J'engloutis un nouveau flan et m'accoudai à la table. Le sénateur maîtrisait mal ses tremblements, se demandant sans doute qu'elle serait la suite que je lui réservais.

- Et maintenant ? osa-t-il questionner. A quoi est-ce que je suis censé vous servir ?

- Maintenant, vous disparaissez. Je vous ai sauvé sur un coup de tête qui aurait pu nous coûter cher à tous les deux, mais puisque ça a marché, autant en profiter. Gabin Reilly est mort, dans tous les sens du terme, vous ne pouvez pas vous permettre de changer de nom et de revenir tranquillement vous installer à la campagne. Vos ennemis sont trop puissants.

- Je dois partir, alors ? Mais où ? Et pour faire quoi ?

- Ce que vous voudrez et où vous voudrez, mais pas en France.
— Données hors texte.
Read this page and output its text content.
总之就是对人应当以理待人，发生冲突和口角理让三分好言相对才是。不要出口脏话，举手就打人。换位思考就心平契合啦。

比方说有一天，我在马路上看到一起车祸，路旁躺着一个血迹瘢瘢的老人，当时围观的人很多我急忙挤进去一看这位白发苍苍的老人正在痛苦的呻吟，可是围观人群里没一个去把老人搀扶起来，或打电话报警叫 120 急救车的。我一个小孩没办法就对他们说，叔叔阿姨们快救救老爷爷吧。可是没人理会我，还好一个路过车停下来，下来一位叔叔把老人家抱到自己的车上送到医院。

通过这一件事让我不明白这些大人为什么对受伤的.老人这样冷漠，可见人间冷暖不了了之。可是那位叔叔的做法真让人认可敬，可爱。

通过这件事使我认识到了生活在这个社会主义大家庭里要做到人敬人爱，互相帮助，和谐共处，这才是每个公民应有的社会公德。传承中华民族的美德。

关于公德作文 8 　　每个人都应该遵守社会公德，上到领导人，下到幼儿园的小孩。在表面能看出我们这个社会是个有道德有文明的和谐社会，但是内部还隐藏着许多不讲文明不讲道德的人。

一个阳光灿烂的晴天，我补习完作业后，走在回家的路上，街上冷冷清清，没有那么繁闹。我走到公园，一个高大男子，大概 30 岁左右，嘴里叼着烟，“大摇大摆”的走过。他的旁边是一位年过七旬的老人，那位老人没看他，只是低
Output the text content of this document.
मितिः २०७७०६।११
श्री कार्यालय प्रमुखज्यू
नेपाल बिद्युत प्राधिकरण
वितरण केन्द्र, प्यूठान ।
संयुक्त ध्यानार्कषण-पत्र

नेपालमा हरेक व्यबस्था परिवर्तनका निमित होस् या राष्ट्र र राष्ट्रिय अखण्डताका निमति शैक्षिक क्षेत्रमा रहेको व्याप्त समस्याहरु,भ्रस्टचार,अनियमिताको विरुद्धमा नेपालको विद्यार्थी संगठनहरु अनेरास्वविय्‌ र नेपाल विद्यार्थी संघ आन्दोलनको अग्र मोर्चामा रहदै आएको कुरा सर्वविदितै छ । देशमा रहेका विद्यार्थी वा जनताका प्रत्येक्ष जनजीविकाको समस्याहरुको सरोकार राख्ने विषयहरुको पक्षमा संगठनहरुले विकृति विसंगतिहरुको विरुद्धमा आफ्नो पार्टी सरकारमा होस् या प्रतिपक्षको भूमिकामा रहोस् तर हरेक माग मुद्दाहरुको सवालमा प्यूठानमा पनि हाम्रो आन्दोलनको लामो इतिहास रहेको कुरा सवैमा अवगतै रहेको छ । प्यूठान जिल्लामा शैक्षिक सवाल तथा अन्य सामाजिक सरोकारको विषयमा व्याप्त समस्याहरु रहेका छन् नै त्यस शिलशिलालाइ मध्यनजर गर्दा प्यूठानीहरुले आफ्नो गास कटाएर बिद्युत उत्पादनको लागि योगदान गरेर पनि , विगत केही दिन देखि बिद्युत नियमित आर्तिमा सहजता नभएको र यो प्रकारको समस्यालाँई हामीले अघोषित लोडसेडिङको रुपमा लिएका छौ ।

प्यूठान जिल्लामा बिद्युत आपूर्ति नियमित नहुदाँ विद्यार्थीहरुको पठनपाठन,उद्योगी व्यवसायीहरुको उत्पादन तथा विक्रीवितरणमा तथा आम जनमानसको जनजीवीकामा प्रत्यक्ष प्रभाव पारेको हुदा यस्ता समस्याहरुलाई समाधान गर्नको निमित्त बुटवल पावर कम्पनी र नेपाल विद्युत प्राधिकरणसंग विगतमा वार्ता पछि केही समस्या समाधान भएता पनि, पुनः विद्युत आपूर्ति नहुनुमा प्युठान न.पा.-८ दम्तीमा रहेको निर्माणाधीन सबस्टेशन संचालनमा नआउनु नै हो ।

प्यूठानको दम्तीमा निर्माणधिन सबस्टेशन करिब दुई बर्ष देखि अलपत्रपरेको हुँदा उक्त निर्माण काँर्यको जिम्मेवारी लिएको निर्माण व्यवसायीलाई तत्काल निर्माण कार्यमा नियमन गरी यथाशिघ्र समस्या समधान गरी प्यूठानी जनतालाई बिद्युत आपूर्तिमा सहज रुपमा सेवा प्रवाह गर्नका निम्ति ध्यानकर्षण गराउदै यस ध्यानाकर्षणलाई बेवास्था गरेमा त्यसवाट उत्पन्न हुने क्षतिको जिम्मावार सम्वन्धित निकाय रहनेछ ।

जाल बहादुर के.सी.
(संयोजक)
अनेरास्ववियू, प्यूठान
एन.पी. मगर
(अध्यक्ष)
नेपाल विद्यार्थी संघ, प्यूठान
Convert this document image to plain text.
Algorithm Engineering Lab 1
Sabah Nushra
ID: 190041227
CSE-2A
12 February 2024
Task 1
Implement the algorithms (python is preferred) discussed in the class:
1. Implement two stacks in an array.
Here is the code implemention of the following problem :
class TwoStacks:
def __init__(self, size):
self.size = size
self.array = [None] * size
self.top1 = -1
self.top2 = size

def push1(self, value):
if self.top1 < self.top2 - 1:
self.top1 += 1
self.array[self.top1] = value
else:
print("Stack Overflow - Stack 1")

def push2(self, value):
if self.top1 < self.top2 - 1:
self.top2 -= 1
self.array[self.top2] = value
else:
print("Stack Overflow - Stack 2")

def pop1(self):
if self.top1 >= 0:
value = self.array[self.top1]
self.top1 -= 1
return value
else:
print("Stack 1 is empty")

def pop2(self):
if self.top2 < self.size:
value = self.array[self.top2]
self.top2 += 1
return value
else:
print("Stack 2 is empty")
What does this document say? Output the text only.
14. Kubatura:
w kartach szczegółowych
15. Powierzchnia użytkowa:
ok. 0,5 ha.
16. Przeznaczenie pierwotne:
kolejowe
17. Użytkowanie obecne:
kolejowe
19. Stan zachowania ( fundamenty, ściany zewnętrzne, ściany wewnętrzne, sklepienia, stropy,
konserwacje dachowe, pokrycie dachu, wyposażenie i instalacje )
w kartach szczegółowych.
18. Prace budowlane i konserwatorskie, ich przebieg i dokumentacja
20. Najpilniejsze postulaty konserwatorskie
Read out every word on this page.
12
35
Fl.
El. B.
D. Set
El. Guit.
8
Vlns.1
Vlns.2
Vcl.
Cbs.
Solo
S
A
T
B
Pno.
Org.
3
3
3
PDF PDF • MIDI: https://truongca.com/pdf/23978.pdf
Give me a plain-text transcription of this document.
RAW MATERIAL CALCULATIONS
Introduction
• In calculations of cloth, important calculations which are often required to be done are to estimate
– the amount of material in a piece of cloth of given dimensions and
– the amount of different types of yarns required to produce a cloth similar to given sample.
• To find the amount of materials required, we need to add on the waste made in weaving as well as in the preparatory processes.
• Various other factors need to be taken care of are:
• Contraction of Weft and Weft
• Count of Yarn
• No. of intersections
Je sortis de ma poche une enveloppe semblable à celle que j'avais donné à monsieur Tom et la tendis à Reilly. Il la décacheta avec précaution.

- Une carte d'identité portugaise et un passeport, annonçai-je, ainsi qu'un billet d'avion pour le Canada, partie francophone. Il y a suffisamment de liquide pour vous permettre de démarrer une autre vie ou de changer de pays. Vous trouverez aussi des documents concernant votre compte en banque. Je l'ai ouvert pour vous.

- Je... Merci. Mais...Et ma famille ?

- Quelle famille ? Rocco Machado est célibataire, sans enfants, et ses parents sont décédés il y a deux ans.

- Ma famille en France, protesta Reilly.

- Vous êtes morts, répétai-je, et vous ne devrez donc pas essayer de la contacter. Sinon, autant me laisser finir le travail, cela m'évitera des ennuis.

D'un geste trop rapide pour lui, je dégainai mon arme et la plaquai contre le genou de l'homme qui vira au vert. Au-dessus de la table, il ne m'avait pas vue bouger.

- Entendu, bafouilla-t-il.

- Je vous avertis, Reilly, si j'apprends que vous avez téléphoné à une connaissance ou que vous êtes revenu sur le sol français, je vous retrouve et je vous envoie définitivement entre quatre planches. Avec un peu de chance, vous pourrez revenir un jour, mais en attendant, refaites votre vie, mariez-vous et trouvez un travail. De préférence bien payé.

Sur ces paroles, je me levai et quittai la table d'une démarche fluide pour ne plus me retourner. Un jour, peut-être que le cours des évènements dépendrait de Gabin Reilly.